Once infected the Cryprolock Legion virus begins a systematic process of infecting the files on the database until the entire database is locked down. Troldesh/Shade is a file-encrypting ransomware, which will encrypt the personal documents found on victim’s computer using RSA-2048 key (AES CBC 256-bit encryption algorithm), appending the ‘email@example.com’ extension to encrypted files. In time every file on the hard-drive will be encrypted and unaccessible without the key. At this point the computer will display a message demanding a ransom to obtain the key.
“It’s every law firm’s nightmare,” said the firm’s managing partner as he battled to come to terms with the loss of all his data. “Fortunately we knew the directors at the BDO Cyber and Forensic lab who we called in as soon as we realised the extent of the problem.”
“In situations like this, time is critical, and valuable data is lost between trying to get restarted and calling in professionals who understand what best ways to approach the problems,” said Graham Croock, Director of IT Audit, Risk and the Cyber Lab at BDO.
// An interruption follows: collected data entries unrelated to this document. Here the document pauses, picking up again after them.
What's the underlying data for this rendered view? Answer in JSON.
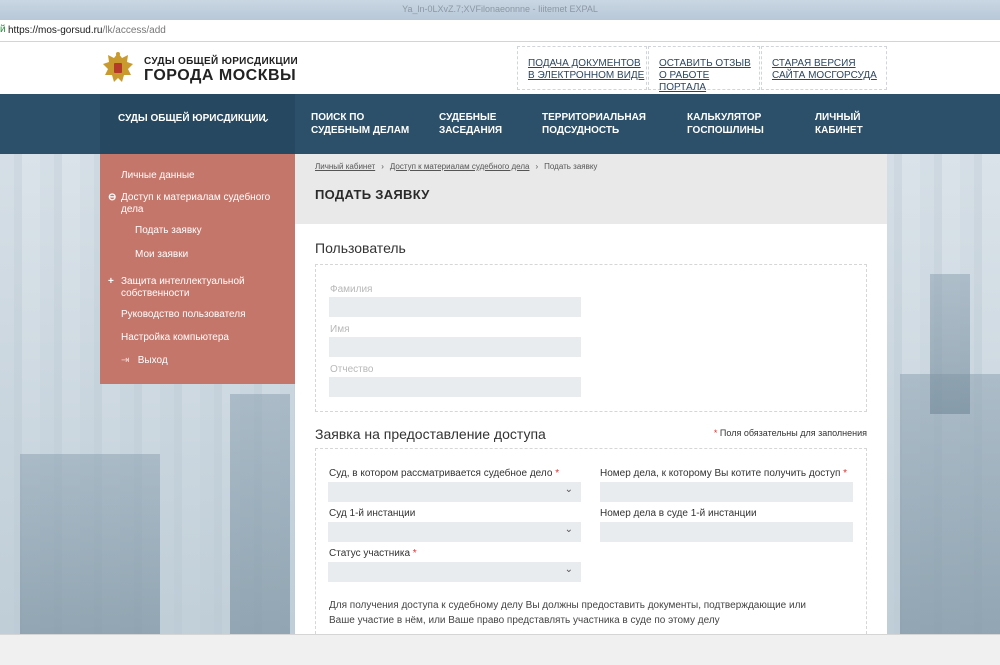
{
  "browser": {
    "window_title": "Ya_ln-0LXvZ.7;XVFilonaeonnne - Iiitemet EXPAL",
    "url_host": "https://mos-gorsud.ru",
    "url_path": "/lk/access/add"
  },
  "logo": {
    "line1": "СУДЫ ОБЩЕЙ ЮРИСДИКЦИИ",
    "line2": "ГОРОДА МОСКВЫ"
  },
  "header_links": [
    {
      "line1": "ПОДАЧА ДОКУМЕНТОВ",
      "line2": "В ЭЛЕКТРОННОМ ВИДЕ"
    },
    {
      "line1": "ОСТАВИТЬ ОТЗЫВ",
      "line2": "О РАБОТЕ ПОРТАЛА"
    },
    {
      "line1": "СТАРАЯ ВЕРСИЯ",
      "line2": "САЙТА МОСГОРСУДА"
    }
  ],
  "nav": {
    "courts": "СУДЫ ОБЩЕЙ ЮРИСДИКЦИИ",
    "items": [
      {
        "line1": "ПОИСК ПО",
        "line2": "СУДЕБНЫМ ДЕЛАМ"
      },
      {
        "line1": "СУДЕБНЫЕ",
        "line2": "ЗАСЕДАНИЯ"
      },
      {
        "line1": "ТЕРРИТОРИАЛЬНАЯ",
        "line2": "ПОДСУДНОСТЬ"
      },
      {
        "line1": "КАЛЬКУЛЯТОР",
        "line2": "ГОСПОШЛИНЫ"
      },
      {
        "line1": "ЛИЧНЫЙ",
        "line2": "КАБИНЕТ"
      }
    ]
  },
  "sidebar": {
    "personal": "Личные данные",
    "access": "Доступ к материалам судебного дела",
    "submit": "Подать заявку",
    "my_requests": "Мои заявки",
    "ip": "Защита интеллектуальной собственности",
    "guide": "Руководство пользователя",
    "setup": "Настройка компьютера",
    "exit": "Выход",
    "access_marker": "⊖",
    "ip_marker": "+"
  },
  "breadcrumbs": {
    "home": "Личный кабинет",
    "access": "Доступ к материалам судебного дела",
    "current": "Подать заявку"
  },
  "page_title": "ПОДАТЬ ЗАЯВКУ",
  "user_section": {
    "title": "Пользователь",
    "surname": "Фамилия",
    "name": "Имя",
    "patronymic": "Отчество"
  },
  "request_section": {
    "title": "Заявка на предоставление доступа",
    "required_note": "Поля обязательны для заполнения",
    "court_label": "Суд, в котором рассматривается судебное дело",
    "case_number_label": "Номер дела, к которому Вы котите получить доступ",
    "first_instance_label": "Суд 1-й инстанции",
    "first_instance_number_label": "Номер дела в суде 1-й инстанции",
    "status_label": "Статус участника",
    "info_text": "Для получения доступа к судебному делу Вы должны предоставить документы, подтверждающие или Ваше участие в нём, или Ваше право представлять участника в суде по этому делу"
  },
  "colors": {
    "nav_bg": "#2c5069",
    "sidebar_bg": "#c4766a",
    "required_star": "#dd3333"
  }
}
The first responders at the BDO Cyber Lab noted that the notorious Cryptolock virus has paralysed businesses across the world with no way of recovering the data once the virus’ encryption had taken hold. Once the drives were removed from the server they were placed in the BDO Cyber Lab in a sanitised environment where the advanced cyber team could look at the extent of the virus encryption and evaluate what could possibly be recovered.
Using advanced data recovery methods, the BDO team was able to recover a substantial proportion of the lost data by accessing shadow copies of the files on the hard drive, which had not yet been destroyed by the virus. “This is life saving stuff,” said a lawyer from the firm.
“The key issue at stake is not if you will be attacked but when,” said David Cohen from the BDO Cyber Lab. Businesses need to start taking the treats of a cyber attack seriously. They need to get themselves into a position of cyber readiness after doing the necessary risk assessments and putting in place disaster recovery and business continuity plans. Lastly, being correctly insured is critical if you are to survive a full attack.”